Para la generación –ya no tan joven– que se llamó, o se quiso llamar, millennial, Alex G representa el eco reconocible de un mundo musical disperso en la maraña de las tendencias del mainstream. Sus discos sonaban rabiosamente actuales a pesar de llevar la impronta de artistas marcadamente retro. Si uno había crecido bajo el influjo de la música de guitarras, si el obvio cambio de paradigma de la década pasada te había pillado a contrapié, Giannascoli era el artista perfecto para anclarse al presente, para entender cómo estaba cambiando el discurso musical sin saltos al vacío. Su precocidad (tenía apenas 16 años cuando lanzó el precioso “Race” en 2010) le ofrecía, como a King Krule, como a Frankie Cosmos, como a los Odd Future, esa pátina de que cada paso que daba era el de un artista que tenía el futuro por delante. Cada álbum era una nueva oportunidad, una pieza de un puzzle creativo sorprendentemente fructífero. Mirar atrás, desde la perspectiva este “God Save The Animals”, es darse cuenta de que la gran promesa de Orchid Tapes ya lleva diez discos.
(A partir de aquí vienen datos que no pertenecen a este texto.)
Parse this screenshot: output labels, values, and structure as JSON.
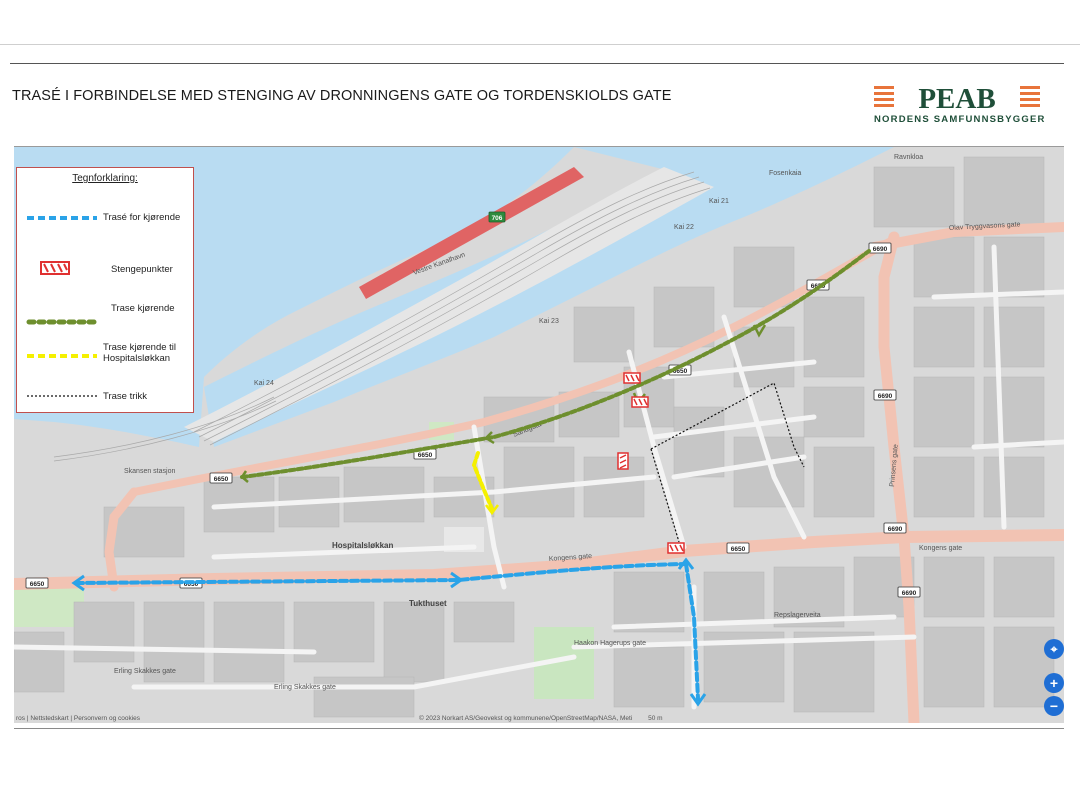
{
  "slide": {
    "title": "TRASÉ I FORBINDELSE MED STENGING AV DRONNINGENS GATE OG TORDENSKIOLDS GATE"
  },
  "logo": {
    "name": "PEAB",
    "tagline": "NORDENS SAMFUNNSBYGGER",
    "colors": {
      "brand_green": "#1f4f39",
      "brand_orange": "#e8743b"
    }
  },
  "legend": {
    "title": "Tegnforklaring:",
    "items": [
      {
        "label": "Trasé for kjørende",
        "style": "dashed",
        "color": "#2aa3e8"
      },
      {
        "label": "Stengepunkter",
        "style": "barrier",
        "color": "#e03030"
      },
      {
        "label": "Trase kjørende",
        "style": "dotted-thick",
        "color": "#6e8f2e"
      },
      {
        "label": "Trase kjørende til Hospitalsløkkan",
        "style": "dashed",
        "color": "#f5f000"
      },
      {
        "label": "Trase trikk",
        "style": "dotted-thin",
        "color": "#111111"
      }
    ]
  },
  "map": {
    "labels": {
      "hospitalslokkan": "Hospitalsløkkan",
      "tukthuset": "Tukthuset",
      "kongens_gate": "Kongens gate",
      "kongens_gate2": "Kongens gate",
      "erling_skakkes": "Erling Skakkes gate",
      "erling_skakkes2": "Erling Skakkes gate",
      "olav_tryggvasons": "Olav Tryggvasons gate",
      "prinsens_gate": "Prinsens gate",
      "haakon_hagerups": "Haakon Hagerups gate",
      "repslagerveita": "Repslagerveita",
      "skansen_stasjon": "Skansen stasjon",
      "vestre_kanalhavn": "Vestre Kanalhavn",
      "sandgata": "Sandgata",
      "kai_21": "Kai 21",
      "kai_22": "Kai 22",
      "kai_23": "Kai 23",
      "kai_24": "Kai 24",
      "ravnkloa": "Ravnkloa",
      "fosenkaia": "Fosenkaia"
    },
    "shields": [
      "6650",
      "6650",
      "6650",
      "6650",
      "6650",
      "6650",
      "6650",
      "6690",
      "6690",
      "6690",
      "6690",
      "706"
    ],
    "footer_left": "ros | Nettstedskart | Personvern og cookies",
    "footer_right": "© 2023 Norkart AS/Geovekst og kommunene/OpenStreetMap/NASA, Meti",
    "scale": "50 m",
    "controls": {
      "locate": "⌖",
      "zoom_in": "+",
      "zoom_out": "−"
    }
  }
}
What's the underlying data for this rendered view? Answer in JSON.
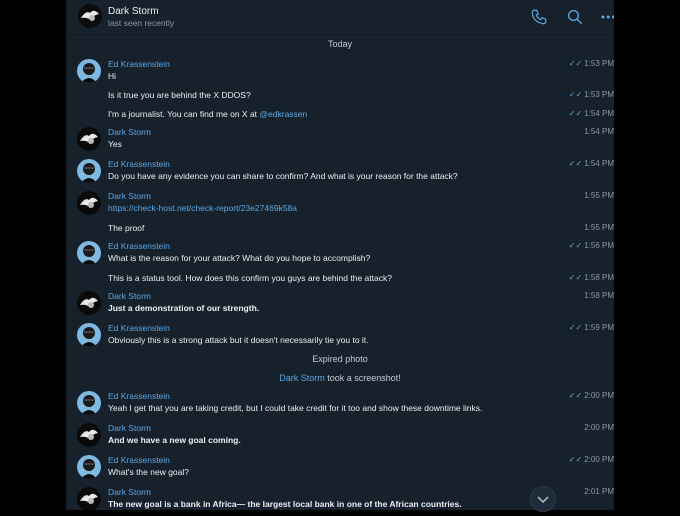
{
  "header": {
    "name": "Dark Storm",
    "status": "last seen recently"
  },
  "day": "Today",
  "messages": [
    {
      "sender": "Ed Krassenstein",
      "text": "Hi",
      "time": "1:53 PM"
    },
    {
      "text": "Is it true you are behind the X DDOS?",
      "time": "1:53 PM"
    },
    {
      "text_pre": "I'm a journalist. You can find me on X at ",
      "mention": "@edkrassen",
      "time": "1:54 PM"
    },
    {
      "sender": "Dark Storm",
      "text": "Yes",
      "time": "1:54 PM"
    },
    {
      "sender": "Ed Krassenstein",
      "text": "Do you have any evidence you can share to confirm?  And what is your reason for the attack?",
      "time": "1:54 PM"
    },
    {
      "sender": "Dark Storm",
      "link": "https://check-host.net/check-report/23e27469k58a",
      "time": "1:55 PM"
    },
    {
      "text": "The proof",
      "time": "1:55 PM"
    },
    {
      "sender": "Ed Krassenstein",
      "text": "What is the reason for your attack?  What do you hope to accomplish?",
      "time": "1:56 PM"
    },
    {
      "text": "This is a status tool.  How does this confirm you guys are behind the attack?",
      "time": "1:58 PM"
    },
    {
      "sender": "Dark Storm",
      "text": "Just a demonstration of our strength.",
      "time": "1:58 PM"
    },
    {
      "sender": "Ed Krassenstein",
      "text": "Obviously this is a strong attack but it doesn't necessarily tie you to it.",
      "time": "1:59 PM"
    },
    {
      "sender": "Ed Krassenstein",
      "text": "Yeah I get that you are taking credit, but I could take credit for it too and show these downtime links.",
      "time": "2:00 PM"
    },
    {
      "sender": "Dark Storm",
      "text": "And we have a new goal coming.",
      "time": "2:00 PM"
    },
    {
      "sender": "Ed Krassenstein",
      "text": "What's the new goal?",
      "time": "2:00 PM"
    },
    {
      "sender": "Dark Storm",
      "text": "The new goal is a bank in Africa— the largest local bank in one of the African countries.",
      "time": "2:01 PM"
    }
  ],
  "service": {
    "expired_photo": "Expired photo",
    "screenshot_name": "Dark Storm",
    "screenshot_text": " took a screenshot!"
  },
  "colors": {
    "accent": "#5aa8e6",
    "background": "#17212b",
    "text": "#e9eef3"
  },
  "icons": [
    "phone-icon",
    "search-icon",
    "more-icon",
    "double-check-icon",
    "chevron-down-icon"
  ]
}
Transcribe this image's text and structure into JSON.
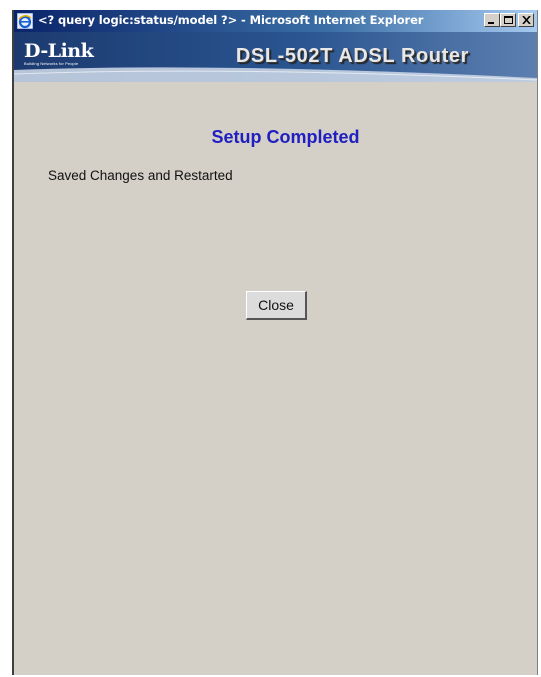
{
  "window": {
    "title": "<? query logic:status/model ?> - Microsoft Internet Explorer"
  },
  "banner": {
    "logo": "D-Link",
    "logo_tagline": "Building Networks for People",
    "product_title": "DSL-502T ADSL Router"
  },
  "page": {
    "heading": "Setup Completed",
    "message": "Saved Changes and Restarted",
    "close_button": "Close"
  },
  "colors": {
    "heading": "#2020c0",
    "background": "#d4d0c8",
    "banner": "#1d3b72"
  }
}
Los grandes referentes que flotan sobre su música apenas llegaron a esa cifra. Ya sea comparando con el malogrado Elliott Smith, los irregulares Modest Mouse, el ritmo pausadísimo de Built To Spill o los sorprendentes Third Eye Blind, la discografía de Giannascoli ya llega a los números de sus héroes. Su corpus de canciones mira de frente a todos ellos: se puede decir sin vergüenza alguna. Se ha hecho con un público extraordinariamente fiel, aunque esquive la fama, más allá de que alguna de sus canciones se viralice ocasionalmente en TikTok. Ni siquiera se ha convertido en una figura central a nivel crítico, sino en un artista respetado pero que genera pocos titulares, que no ocupa grandes slots en festivales ni tiene featurings de relumbrón (exceptuando la colaboración con la superestrella con más ojo para el talento ajeno, Frank Ocean). “God Save The Animals” incurre en una temática que no suele sacar lo mejor de los artistas: la madurez, la paternidad, una cierta serenidad personal. Cuando un músico, particularmente un cantautor anglosajón, saca a colación estos temas, el instinto es defenderse ante una muy probable caída libre en territorio adult oriented, en complacencia sonora y falta de imaginación. Por suerte, no es el caso.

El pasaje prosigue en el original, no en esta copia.